Woodland Crayfish

Family: 
Cambaridae (freshwater crayfish) in the order Decapoda (shrimp, crabs, and lobsters)
Description: 

This is a stout, reddish-tan to dark brown crayfish with numerous blackish specks and blotches on the pincers, carapace and abdomen. A narrow crescent-shaped dark band extends across the carapace at its junction with the abdomen. A pair of whitish spots occur laterally on the first abdominal segment. The woodland crayfish is easily distinguished from other similar species within its range by its brown coloration and blotched and speckled color pattern.

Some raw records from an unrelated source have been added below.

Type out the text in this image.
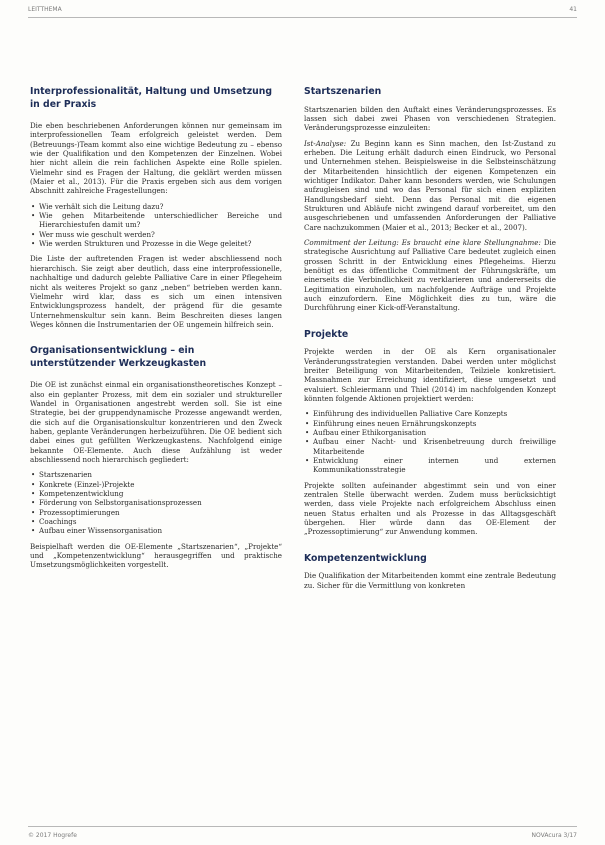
LEITTHEMA	41
Interprofessionalität, Haltung und Umsetzung in der Praxis

Die eben beschriebenen Anforderungen können nur gemeinsam im interprofessionellen Team erfolgreich geleistet werden. Dem (Betreuungs-)Team kommt also eine wichtige Bedeutung zu – ebenso wie der Qualifikation und den Kompetenzen der Einzelnen. Wobei hier nicht allein die rein fachlichen Aspekte eine Rolle spielen. Vielmehr sind es Fragen der Haltung, die geklärt werden müssen (Maier et al., 2013). Für die Praxis ergeben sich aus dem vorigen Abschnitt zahlreiche Fragestellungen:

• Wie verhält sich die Leitung dazu?
• Wie gehen Mitarbeitende unterschiedlicher Bereiche und Hierarchiestufen damit um?
• Wer muss wie geschult werden?
• Wie werden Strukturen und Prozesse in die Wege geleitet?

Die Liste der auftretenden Fragen ist weder abschliessend noch hierarchisch. Sie zeigt aber deutlich, dass eine interprofessionelle, nachhaltige und dadurch gelebte Palliative Care in einer Pflegeheim nicht als weiteres Projekt so ganz „neben“ betrieben werden kann. Vielmehr wird klar, dass es sich um einen intensiven Entwicklungsprozess handelt, der prägend für die gesamte Unternehmenskultur sein kann. Beim Beschreiten dieses langen Weges können die Instrumentarien der OE ungemein hilfreich sein.

Organisationsentwicklung – ein unterstützender Werkzeugkasten

Die OE ist zunächst einmal ein organisationstheoretisches Konzept – also ein geplanter Prozess, mit dem ein sozialer und struktureller Wandel in Organisationen angestrebt werden soll. Sie ist eine Strategie, bei der gruppendynamische Prozesse angewandt werden, die sich auf die Organisationskultur konzentrieren und den Zweck haben, geplante Veränderungen herbeizuführen. Die OE bedient sich dabei eines gut gefüllten Werkzeugkastens. Nachfolgend einige bekannte OE-Elemente. Auch diese Aufzählung ist weder abschliessend noch hierarchisch gegliedert:

• Startszenarien
• Konkrete (Einzel-)Projekte
• Kompetenzentwicklung
• Förderung von Selbstorganisationsprozessen
• Prozessoptimierungen
• Coachings
• Aufbau einer Wissensorganisation

Beispielhaft werden die OE-Elemente „Startszenarien“, „Projekte“ und „Kompetenzentwicklung“ herausgegriffen und praktische Umsetzungsmöglichkeiten vorgestellt.

Startszenarien

Startszenarien bilden den Auftakt eines Veränderungsprozesses. Es lassen sich dabei zwei Phasen von verschiedenen Strategien. Veränderungsprozesse einzuleiten:

Ist-Analyse: Zu Beginn kann es Sinn machen, den Ist-Zustand zu erheben. Die Leitung erhält dadurch einen Eindruck, wo Personal und Unternehmen stehen. Beispielsweise in die Selbsteinschätzung der Mitarbeitenden hinsichtlich der eigenen Kompetenzen ein wichtiger Indikator. Daher kann besonders werden, wie Schulungen aufzugleisen sind und wo das Personal für sich einen expliziten Handlungsbedarf sieht. Denn das Personal mit die eigenen Strukturen und Abläufe nicht zwingend darauf vorbereitet, um den ausgeschriebenen und umfassenden Anforderungen der Palliative Care nachzukommen (Maier et al., 2013; Becker et al., 2007).

Commitment der Leitung: Es braucht eine klare Stellungnahme: Die strategische Ausrichtung auf Palliative Care bedeutet zugleich einen grossen Schritt in der Entwicklung eines Pflegeheims. Hierzu benötigt es das öffentliche Commitment der Führungskräfte, um einerseits die Verbindlichkeit zu verklarieren und andererseits die Legitimation einzuholen, um nachfolgende Aufträge und Projekte auch einzufordern. Eine Möglichkeit dies zu tun, wäre die Durchführung einer Kick-off-Veranstaltung.

Projekte

Projekte werden in der OE als Kern organisationaler Veränderungsstrategien verstanden. Dabei werden unter möglichst breiter Beteiligung von Mitarbeitenden, Teilziele konkretisiert. Massnahmen zur Erreichung identifiziert, diese umgesetzt und evaluiert. Schleiermann und Thiel (2014) im nachfolgenden Konzept könnten folgende Aktionen projektiert werden:

• Einführung des individuellen Palliative Care Konzepts
• Einführung eines neuen Ernährungskonzepts
• Aufbau einer Ethikorganisation
• Aufbau einer Nacht- und Krisenbetreuung durch freiwillige Mitarbeitende
• Entwicklung einer internen und externen Kommunikationsstrategie

Projekte sollten aufeinander abgestimmt sein und von einer zentralen Stelle überwacht werden. Zudem muss berücksichtigt werden, dass viele Projekte nach erfolgreichem Abschluss einen neuen Status erhalten und als Prozesse in das Alltagsgeschäft übergehen. Hier würde dann das OE-Element der „Prozessoptimierung“ zur Anwendung kommen.

Kompetenzentwicklung

Die Qualifikation der Mitarbeitenden kommt eine zentrale Bedeutung zu. Sicher für die Vermittlung von konkreten

© 2017 Hogrefe	NOVAcura 3/17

It somewhat resembles the Ozark crayfish (Orconectes ozarkae), but the two species do not occur in the same river basins (except for the introduced populations).

Size: 
Adult length: about 1 to 2 1/2 inches.
Habitat and conservation: 
Occurs in streams of all sizes, from the smallest headwater creeks to the largest Ozark rivers, but it is most abundant in creeks and small rivers. These are characterized by permanent flow, silt-free, rocky and gravelly substrates and low turbidity. This crayfish occupies burrows it digs beneath rocks and boulders, in riffles, in runs and in silt-free rocky or gravelly pools.
Distribution in Missouri: 
Most abundant and generally distributed crayfish in Black River and its tributaries; occurs sparingly in headwaters of Big River. It has been introduced into several streams (such as Stouts Creek and Carver Creek) in Iron and Madison counties.
Status: 
The woodland crayfish occurs only in Missouri.